Das Magazin Telepolis hat es treffend umschrieben.

Wie würde die westliche Öffentlichkeit darauf reagieren, wenn militante Gruppen unter Führung ausgewiesener Terrorgruppen die Wasserversorgung einer westlichen Hauptstadt kontrollieren und sie immer wieder mal periodisch sperren? Die Berichterstattung würde selbstverständlich darauf drängen, dass die Regierung die Kontrolle schnellstmöglich wiedererlangt. Würde der britischen, französischen, italienischen oder deutschen Regierung dabei unterstellt, dass sie damit Propaganda gegen "aufständische Rebellen" macht?"

Kühntopp behauptet, das Wasserwerk sei durch einen gezielten Angriff zerstört worden. Er sagt aber nicht, wer die Absicht gehabt und es zerstört haben könnte. Er lässt stattdessen einen Dschiadisten (!!) zu Wort kommen (ein überall im Netz verfügbares Foto zeigt den Kerl in Siegerpose, die Arme triumphierend erhoben und offenkundig die Zerstörung des Werks bejubelnd. Aus naheliegenden Gründen zeigt Propagandist Kühntopp das Foto allerdings in seinem Bericht nicht). 

Diesen "Rebell" lässt er „bestätigen", dass Assad mit seinen Fassbomben der Bösewicht war. Damit auch niemandem Zweifel kommen, gibt Kühntopp den zusätzlichen Hinweis, dass die Assad-Regierug auch in Aleppo wiederholt Pumpstationen beschossen hatte. Diese Behauptung ist allerdings durch nichts belegt, sie gehörte zur Propaganda-Munition der "Westlichen Wertegemeinschaft" im Vorjahr, als es ihr darum ging, die Befreiung Ost-Aleppos von Terroristen zu verhindern. Die "Quellen" waren damals die "Weisshelme" und Schwencks Freunde vom terrornahen AMC in Ost-Aleppo, heute alle wie vom Erdboden verschluckt. Mit seinen unbewiesenen Behauptungen versucht Kühntopp zu insinuieren, dass das Werk im Wadi Barada-Tal nur von Assad hat zerstört werden können. Er unterstellt dem syrischen Präsidenten beweislos und ohne ein erkennbares Argument, eins der schwersten Kriegsverbrechen gegen seine eigene Hauptstadt begangen zu haben.

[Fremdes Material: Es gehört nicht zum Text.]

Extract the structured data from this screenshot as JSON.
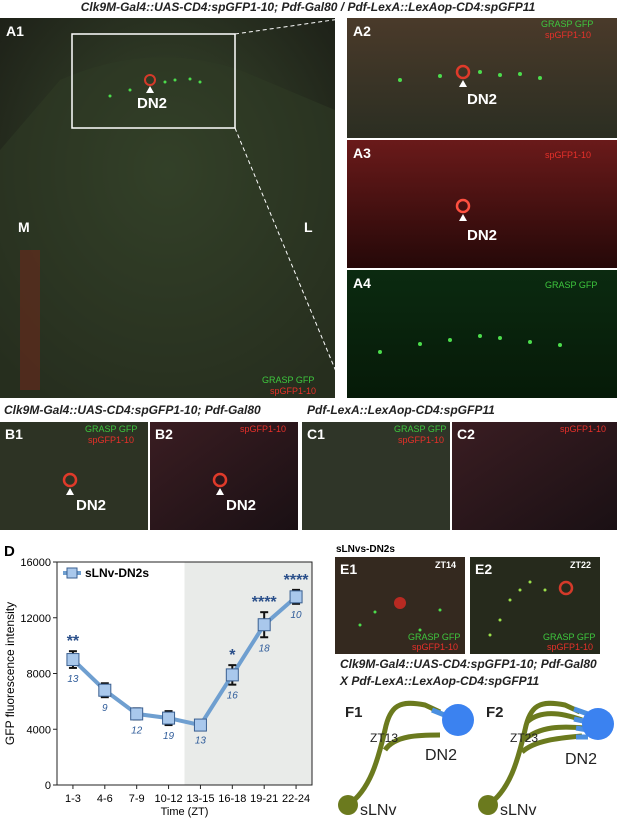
{
  "figure": {
    "title_a": "Clk9M-Gal4::UAS-CD4:spGFP1-10; Pdf-Gal80 / Pdf-LexA::LexAop-CD4:spGFP11",
    "title_b": "Clk9M-Gal4::UAS-CD4:spGFP1-10; Pdf-Gal80",
    "title_c": "Pdf-LexA::LexAop-CD4:spGFP11",
    "panel_labels": [
      "A1",
      "A2",
      "A3",
      "A4",
      "B1",
      "B2",
      "C1",
      "C2",
      "D",
      "E1",
      "E2",
      "F1",
      "F2"
    ],
    "labels": {
      "grasp": "GRASP GFP",
      "spgfp": "spGFP1-10",
      "dn2": "DN2",
      "medial": "M",
      "lateral": "L"
    },
    "e": {
      "title": "sLNvs-DN2s",
      "times": [
        "ZT14",
        "ZT22"
      ],
      "caption": [
        "Clk9M-Gal4::UAS-CD4:spGFP1-10; Pdf-Gal80",
        "X Pdf-LexA::LexAop-CD4:spGFP11"
      ]
    },
    "f": {
      "times": [
        "ZT13",
        "ZT23"
      ],
      "target": "DN2",
      "source": "sLNv"
    }
  },
  "chart_data": {
    "type": "line",
    "xlabel": "Time (ZT)",
    "ylabel": "GFP fluorescence intensity",
    "categories": [
      "1-3",
      "4-6",
      "7-9",
      "10-12",
      "13-15",
      "16-18",
      "19-21",
      "22-24"
    ],
    "series": [
      {
        "name": "sLNv-DN2s",
        "color": "#6f9fd0",
        "values": [
          9000,
          6800,
          5100,
          4800,
          4300,
          7900,
          11500,
          13500
        ],
        "errors": [
          600,
          500,
          400,
          500,
          300,
          700,
          900,
          500
        ],
        "n": [
          13,
          9,
          12,
          19,
          13,
          16,
          18,
          10
        ],
        "significance": [
          "**",
          null,
          null,
          null,
          null,
          "*",
          "****",
          "****"
        ]
      }
    ],
    "ylim": [
      0,
      16000
    ],
    "yticks": [
      0,
      4000,
      8000,
      12000,
      16000
    ],
    "shaded": {
      "from": "13-15",
      "to": "22-24"
    },
    "legend": "top-left"
  }
}
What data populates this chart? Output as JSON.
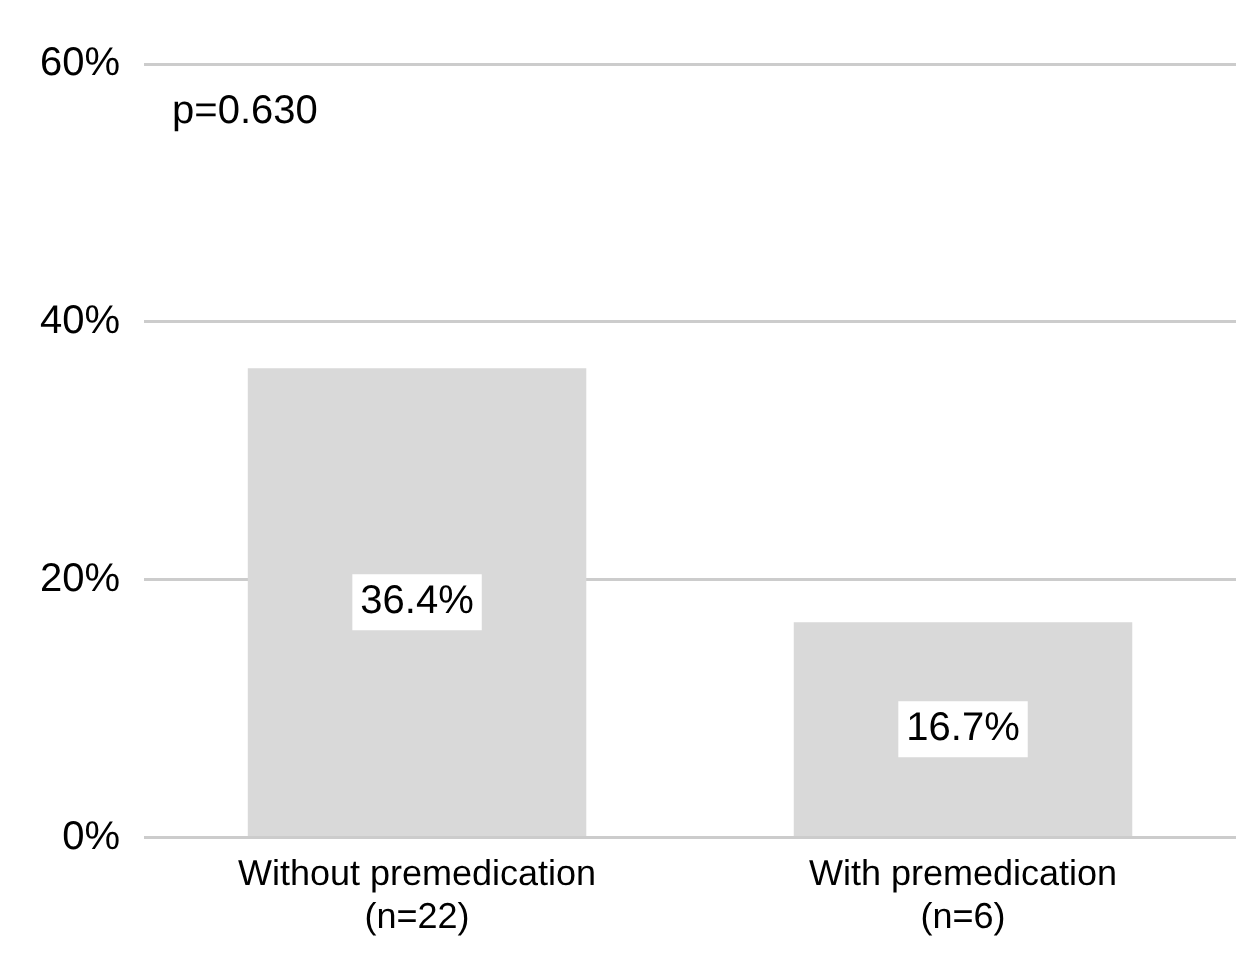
{
  "chart_data": {
    "type": "bar",
    "categories": [
      "Without premedication\n(n=22)",
      "With premedication\n(n=6)"
    ],
    "values": [
      36.4,
      16.7
    ],
    "color": "#d9d9d9",
    "value_labels": [
      "36.4%",
      "16.7%"
    ],
    "ylim": [
      0,
      60
    ],
    "yticks": [
      {
        "value": 0,
        "label": "0%"
      },
      {
        "value": 20,
        "label": "20%"
      },
      {
        "value": 40,
        "label": "40%"
      },
      {
        "value": 60,
        "label": "60%"
      }
    ],
    "grid": "y",
    "legend": false,
    "annotations": [
      "p=0.630"
    ]
  }
}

Auch Kühntopps indifferenter Hinweis auf "Rebellen" im Wada-Tal ist verzerrend und desinformierend, bewusste Propaganda im bekannten Stil der Schwenckschen-Terrorversteher und Märchenerzähler.

"Ein wichtiges Element der Auseinandersetzung ist jedoch unstrittig: die Beteiligung der al-Qaida-Truppe al-Nusra an der Besetzung des Gebietes, das für die Wasserversorgung von Damaskus seit Jahrhunderten eine wichtige Rolle spielt. Dafür finden sich auch Belege bei ausgewiesenen Kennern der Milizen und der Dschihadisten, die nicht im Verdacht stehen, der Regierung in Damaskus verbunden zu sein, wie dies bei Aymenn J. Al-Tamimi der Fall ist." (Telepolis a.a.O)


Der Bericht ist unvereinbar mit den Programmrichtlinien.